Gericht wertet verfolgtes Ziel der Gewinnerhöhung als verwerfliche strategische Unter­neh­men­s­ent­scheidung

Das von der Beklagten verfolgte Ziel der Erhöhung ihres Gewinns werde verwerflich, wenn es - wie hier - auf der Grundlage einer strategischen Unter­neh­men­s­ent­scheidung durch arglistige Täuschung der zuständigen Behörde, des KBA, erreicht werden solle und mit einer Gesinnung verbunden ist, die sich sowohl im Hinblick auf die für den einzelnen Käufer möglicherweise eintretenden Folgen und Schäden als auch im Hinblick auf die insoweit geltenden Rechts­vor­schriften gleichgültig zeigt.

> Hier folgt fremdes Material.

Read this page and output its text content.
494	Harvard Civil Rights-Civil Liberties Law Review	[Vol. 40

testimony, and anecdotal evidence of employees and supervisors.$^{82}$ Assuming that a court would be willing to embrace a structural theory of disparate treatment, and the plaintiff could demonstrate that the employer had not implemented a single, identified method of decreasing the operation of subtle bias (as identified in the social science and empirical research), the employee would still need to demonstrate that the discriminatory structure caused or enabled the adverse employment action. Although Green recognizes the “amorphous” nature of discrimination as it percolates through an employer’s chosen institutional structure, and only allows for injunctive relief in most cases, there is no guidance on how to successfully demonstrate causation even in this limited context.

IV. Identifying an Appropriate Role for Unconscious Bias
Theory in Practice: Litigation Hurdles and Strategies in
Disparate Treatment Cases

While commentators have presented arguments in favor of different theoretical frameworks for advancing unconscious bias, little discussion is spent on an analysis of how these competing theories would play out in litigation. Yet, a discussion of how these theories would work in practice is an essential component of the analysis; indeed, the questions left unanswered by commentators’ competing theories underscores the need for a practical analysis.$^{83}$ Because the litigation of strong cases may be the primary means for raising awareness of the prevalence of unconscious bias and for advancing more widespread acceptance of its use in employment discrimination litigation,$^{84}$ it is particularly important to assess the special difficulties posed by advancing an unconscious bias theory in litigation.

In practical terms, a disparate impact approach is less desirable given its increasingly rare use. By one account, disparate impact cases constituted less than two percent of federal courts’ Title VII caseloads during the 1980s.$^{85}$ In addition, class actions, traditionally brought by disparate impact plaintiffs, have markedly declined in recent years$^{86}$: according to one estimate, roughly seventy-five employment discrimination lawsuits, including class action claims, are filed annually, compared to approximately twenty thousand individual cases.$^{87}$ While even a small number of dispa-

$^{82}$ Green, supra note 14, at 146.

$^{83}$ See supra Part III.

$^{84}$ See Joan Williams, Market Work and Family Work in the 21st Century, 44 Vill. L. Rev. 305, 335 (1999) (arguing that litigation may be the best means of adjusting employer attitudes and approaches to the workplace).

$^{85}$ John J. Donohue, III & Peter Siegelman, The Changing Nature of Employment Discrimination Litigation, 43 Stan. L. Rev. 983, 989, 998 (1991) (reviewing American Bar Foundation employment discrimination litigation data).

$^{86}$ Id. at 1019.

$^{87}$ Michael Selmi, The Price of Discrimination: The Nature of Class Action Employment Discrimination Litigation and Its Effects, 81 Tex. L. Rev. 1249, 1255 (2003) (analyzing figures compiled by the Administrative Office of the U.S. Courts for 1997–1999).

Entwicklung und Verwendung der unzulässigen Abschalt­ein­richtung ist Beklagten zuzurechnen

Die grundlegende strategische Entscheidung zu Entwicklung und Verwendung der unzulässigen Abschalt­ein­richtung sei der Beklagten zuzurechnen. Nach dem unstreitigen Vortrag der jeweiligen Kläger sei sie mit Wissen des vormaligen Vorstands der Beklagten oder zumindest einzelner Vorstands­mit­glieder getroffen worden. Die beiden Kläger könnten Rückzahlung des Kaufpreises abzüglich einer Nutzungs­ent­schä­digung für die Vorteile durch Nutzung des jeweiligen Fahrzeugs verlangen.

Quelle: Oberlandesgericht Frankfurt am Main, ra-online (pm/ab)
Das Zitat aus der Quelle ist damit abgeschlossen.